Femme en pause

Hiver 2008, je suis en arrêt de travail depuis le début de l’année, quel bonheur! En période de jachère sous la bienveillance d’Héra. Comme la nature me le rappelle, il y a des temps de moisson et des temps de jachère, ainsi va le cercle de la vie. J’ai pris enfin la pause qui se trouve au cœur du mot ménopause. La déesse Héra, gardienne de l’âtre, m’invitait depuis un moment à cesser le mouvement, à entrer au dedans, à aller nourrir mon feu intérieur et c’est lorsque mon corps (ce sage) est tombé malade, que j’ai enfin accepté l’invitation. J’étais si fatiguée, toutes mes cellules criaient au repos. En janvier, bien installée dans ma doudou, près du poêle qui chauffait, je voyais tout le mouvement autour de moi et je me disais que les anciens nous trouveraient bien agités de nous voir aller à si fort rythme en cette période de jours cours et de bancs de neige haut. Eux, pour qui, c’était temps de repos sous une épaisse couverture de neige. 

Je profite donc et déguste ce temps de retrait qui m’est offert (quel cadeau que d’avoir du temps), pour tenter de trouver comment faire différemment lorsque je refleurirai le moment venu.
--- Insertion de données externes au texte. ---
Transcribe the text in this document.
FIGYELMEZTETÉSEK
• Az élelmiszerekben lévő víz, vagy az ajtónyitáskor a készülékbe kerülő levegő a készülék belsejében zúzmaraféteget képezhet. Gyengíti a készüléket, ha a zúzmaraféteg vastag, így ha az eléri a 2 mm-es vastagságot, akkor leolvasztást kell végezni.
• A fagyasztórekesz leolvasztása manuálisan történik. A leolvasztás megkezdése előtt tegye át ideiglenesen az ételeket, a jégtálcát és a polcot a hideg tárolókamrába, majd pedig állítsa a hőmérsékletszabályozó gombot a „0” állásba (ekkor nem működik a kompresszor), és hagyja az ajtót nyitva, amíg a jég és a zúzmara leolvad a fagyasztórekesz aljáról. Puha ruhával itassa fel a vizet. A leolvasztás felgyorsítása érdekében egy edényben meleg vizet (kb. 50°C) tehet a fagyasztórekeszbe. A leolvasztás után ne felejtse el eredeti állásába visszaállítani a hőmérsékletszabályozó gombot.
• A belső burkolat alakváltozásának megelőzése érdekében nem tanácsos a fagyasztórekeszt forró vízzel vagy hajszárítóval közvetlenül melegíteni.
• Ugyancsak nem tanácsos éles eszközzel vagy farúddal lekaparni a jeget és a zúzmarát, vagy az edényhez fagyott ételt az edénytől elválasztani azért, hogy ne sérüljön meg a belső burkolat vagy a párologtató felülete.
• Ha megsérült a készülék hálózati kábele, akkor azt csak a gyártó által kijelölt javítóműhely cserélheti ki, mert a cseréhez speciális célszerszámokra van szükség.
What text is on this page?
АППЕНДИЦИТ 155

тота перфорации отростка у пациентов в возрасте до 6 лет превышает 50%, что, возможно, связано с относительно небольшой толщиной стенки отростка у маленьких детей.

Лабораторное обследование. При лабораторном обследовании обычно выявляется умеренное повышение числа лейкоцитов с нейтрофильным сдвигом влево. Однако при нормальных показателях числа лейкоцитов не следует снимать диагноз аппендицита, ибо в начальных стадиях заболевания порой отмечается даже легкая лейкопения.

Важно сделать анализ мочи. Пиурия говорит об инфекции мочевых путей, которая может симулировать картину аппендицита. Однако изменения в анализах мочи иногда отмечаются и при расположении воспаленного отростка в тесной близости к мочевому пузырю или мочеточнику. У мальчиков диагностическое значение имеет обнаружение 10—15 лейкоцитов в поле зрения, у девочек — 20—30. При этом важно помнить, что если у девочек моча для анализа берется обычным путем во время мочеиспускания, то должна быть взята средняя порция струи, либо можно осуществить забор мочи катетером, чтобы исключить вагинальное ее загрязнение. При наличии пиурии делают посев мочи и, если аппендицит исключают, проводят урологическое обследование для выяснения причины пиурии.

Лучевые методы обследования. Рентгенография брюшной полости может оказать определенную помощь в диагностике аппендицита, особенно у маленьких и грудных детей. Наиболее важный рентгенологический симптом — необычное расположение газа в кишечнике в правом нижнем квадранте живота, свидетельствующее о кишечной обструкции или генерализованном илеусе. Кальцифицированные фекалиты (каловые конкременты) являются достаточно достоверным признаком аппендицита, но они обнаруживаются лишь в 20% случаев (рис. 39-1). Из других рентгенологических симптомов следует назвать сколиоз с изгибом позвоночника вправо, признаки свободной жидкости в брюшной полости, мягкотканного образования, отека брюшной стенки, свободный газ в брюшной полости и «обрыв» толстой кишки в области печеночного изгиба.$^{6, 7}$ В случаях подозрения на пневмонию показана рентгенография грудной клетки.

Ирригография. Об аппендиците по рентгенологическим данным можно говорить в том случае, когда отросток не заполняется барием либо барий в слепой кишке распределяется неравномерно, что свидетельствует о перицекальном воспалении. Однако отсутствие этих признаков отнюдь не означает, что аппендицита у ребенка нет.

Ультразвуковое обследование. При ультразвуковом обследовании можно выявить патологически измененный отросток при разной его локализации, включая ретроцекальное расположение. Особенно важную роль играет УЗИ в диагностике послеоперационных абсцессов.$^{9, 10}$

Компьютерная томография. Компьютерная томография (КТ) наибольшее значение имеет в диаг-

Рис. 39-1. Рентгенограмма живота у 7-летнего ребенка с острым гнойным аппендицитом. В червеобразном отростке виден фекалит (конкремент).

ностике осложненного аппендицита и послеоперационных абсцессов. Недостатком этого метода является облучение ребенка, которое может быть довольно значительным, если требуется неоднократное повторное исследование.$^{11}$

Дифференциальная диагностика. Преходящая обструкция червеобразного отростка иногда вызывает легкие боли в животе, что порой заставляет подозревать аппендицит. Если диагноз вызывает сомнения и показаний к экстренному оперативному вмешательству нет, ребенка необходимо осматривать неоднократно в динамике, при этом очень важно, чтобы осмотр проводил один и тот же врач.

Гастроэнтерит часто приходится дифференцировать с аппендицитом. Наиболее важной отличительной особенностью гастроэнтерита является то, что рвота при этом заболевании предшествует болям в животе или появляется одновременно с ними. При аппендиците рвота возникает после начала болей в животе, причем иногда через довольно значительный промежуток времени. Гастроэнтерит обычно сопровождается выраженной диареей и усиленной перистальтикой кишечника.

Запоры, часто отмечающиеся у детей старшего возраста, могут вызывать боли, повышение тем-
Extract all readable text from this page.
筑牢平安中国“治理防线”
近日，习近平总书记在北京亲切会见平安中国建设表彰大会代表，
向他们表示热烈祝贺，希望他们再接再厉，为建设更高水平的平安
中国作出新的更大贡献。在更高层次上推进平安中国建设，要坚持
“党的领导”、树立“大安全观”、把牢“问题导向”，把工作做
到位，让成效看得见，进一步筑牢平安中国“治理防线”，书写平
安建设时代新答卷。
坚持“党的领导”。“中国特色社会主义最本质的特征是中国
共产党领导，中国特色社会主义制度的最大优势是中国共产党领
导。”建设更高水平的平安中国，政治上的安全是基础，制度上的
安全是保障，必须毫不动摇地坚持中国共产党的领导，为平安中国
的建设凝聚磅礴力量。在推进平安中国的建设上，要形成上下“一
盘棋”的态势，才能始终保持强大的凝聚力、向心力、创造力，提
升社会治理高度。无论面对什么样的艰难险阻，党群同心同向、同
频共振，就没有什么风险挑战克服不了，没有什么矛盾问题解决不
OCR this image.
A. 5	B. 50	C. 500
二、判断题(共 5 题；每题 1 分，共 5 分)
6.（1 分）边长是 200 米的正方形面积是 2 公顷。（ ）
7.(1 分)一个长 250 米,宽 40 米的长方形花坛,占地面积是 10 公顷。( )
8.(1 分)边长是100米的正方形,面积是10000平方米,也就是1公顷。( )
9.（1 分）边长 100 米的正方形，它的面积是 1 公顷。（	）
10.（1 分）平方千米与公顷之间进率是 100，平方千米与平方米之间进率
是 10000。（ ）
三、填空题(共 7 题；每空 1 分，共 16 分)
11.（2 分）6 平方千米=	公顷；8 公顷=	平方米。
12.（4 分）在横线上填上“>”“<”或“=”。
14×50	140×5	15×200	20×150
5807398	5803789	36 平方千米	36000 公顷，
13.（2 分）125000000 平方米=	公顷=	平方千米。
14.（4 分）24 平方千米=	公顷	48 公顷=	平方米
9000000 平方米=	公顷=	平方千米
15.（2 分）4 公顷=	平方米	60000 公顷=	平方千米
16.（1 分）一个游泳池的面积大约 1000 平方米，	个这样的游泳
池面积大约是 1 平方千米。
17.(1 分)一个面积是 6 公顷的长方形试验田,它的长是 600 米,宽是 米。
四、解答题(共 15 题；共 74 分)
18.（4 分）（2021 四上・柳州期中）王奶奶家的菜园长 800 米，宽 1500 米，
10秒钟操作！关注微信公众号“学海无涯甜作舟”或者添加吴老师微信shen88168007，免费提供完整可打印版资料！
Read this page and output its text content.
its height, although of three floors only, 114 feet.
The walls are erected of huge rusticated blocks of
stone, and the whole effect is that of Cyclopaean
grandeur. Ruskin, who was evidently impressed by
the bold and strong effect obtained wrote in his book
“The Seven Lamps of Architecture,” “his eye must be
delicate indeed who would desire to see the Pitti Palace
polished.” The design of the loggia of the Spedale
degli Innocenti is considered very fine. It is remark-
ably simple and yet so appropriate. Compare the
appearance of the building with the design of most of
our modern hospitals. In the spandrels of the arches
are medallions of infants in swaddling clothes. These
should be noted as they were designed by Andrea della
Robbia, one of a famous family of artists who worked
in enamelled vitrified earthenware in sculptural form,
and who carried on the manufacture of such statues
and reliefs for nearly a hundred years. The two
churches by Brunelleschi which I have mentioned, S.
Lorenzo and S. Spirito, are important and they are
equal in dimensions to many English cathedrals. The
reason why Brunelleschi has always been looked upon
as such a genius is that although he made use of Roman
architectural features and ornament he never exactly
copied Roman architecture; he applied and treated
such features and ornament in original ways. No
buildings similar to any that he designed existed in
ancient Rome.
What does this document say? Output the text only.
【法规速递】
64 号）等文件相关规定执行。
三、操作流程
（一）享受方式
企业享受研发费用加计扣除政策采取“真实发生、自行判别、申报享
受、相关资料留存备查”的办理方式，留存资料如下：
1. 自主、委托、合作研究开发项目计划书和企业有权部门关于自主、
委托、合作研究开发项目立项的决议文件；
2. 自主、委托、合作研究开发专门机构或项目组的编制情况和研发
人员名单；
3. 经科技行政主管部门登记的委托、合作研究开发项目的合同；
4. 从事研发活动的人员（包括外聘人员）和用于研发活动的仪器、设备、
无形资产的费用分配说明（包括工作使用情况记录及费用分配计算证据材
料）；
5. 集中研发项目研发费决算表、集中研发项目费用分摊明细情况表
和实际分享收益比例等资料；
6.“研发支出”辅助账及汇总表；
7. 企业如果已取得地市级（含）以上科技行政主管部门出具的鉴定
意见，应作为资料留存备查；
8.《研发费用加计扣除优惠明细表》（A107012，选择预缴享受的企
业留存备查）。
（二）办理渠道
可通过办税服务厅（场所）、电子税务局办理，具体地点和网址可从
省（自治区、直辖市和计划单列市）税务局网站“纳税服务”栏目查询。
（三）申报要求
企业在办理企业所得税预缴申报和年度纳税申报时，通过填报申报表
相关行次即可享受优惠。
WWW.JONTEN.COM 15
En attendant, je me donne et me souhaite des temps de rêves; de paroles et de silences apportant de bons conseils pour trouver comment faire différemment, en cette Occident effrénée. Encore une fois, je bénis la sagesse, qui m’a arrêtée, freinée et rappelée que certains passages ne peuvent se faire que dans le silence et le retrait du monde. Il est difficile, et pourtant si doux, pour le bélier que je suis, l’ouvreuse de chemin, la battante, la femme d’action, la femme forte, la grande, de s’immobiliser, de faire silence pour entendre ce qui murmure de l’intérieur. «S’éveiller, c’est se rendre de compte de ce qui est déjà là ».

M’apparaît de plus en plus que la ménopause, l’arrivée de la cinquantaine, est le temps de rentrer dans nos terres intérieures, d’explorer de nouveaux possibles. C’est un moment pour reconnaître et renaître à ce qu’il y a de plus profond ou d’inexploré en nous. Ce qui demande du temps, de la quiétude, des ajustements et réaménagements dans le rythme. Je ne peux plus faire les choses comme avant. Des goûts, des désirs, des dons, talents naître ou renaître. Un peu comme le passage de l’adolescence mais avec la solidité de la maturité et davantage d’amour pour soi.

PassageJe suis en plein dans ce passage et je ne veux pas bouger, enfin pas trop. Le passage est parfois étroit, parfois vaste et profond, parfois plein de joie, parfois plein de peine, parfois si doux, parfois si puissant, parfois plein de deuils et pourtant remplis de promesses. Je ne sais pas combien de temps dure ce passage mais j’y demeure confiante. Après tout, ce n’est ni la première fois que je nais et que je meurs et je sais la splendeur et la beauté de ce qui émerge après avoir germé dans la noirceur et le silence, mon jardin me l’a si souvent enseigné.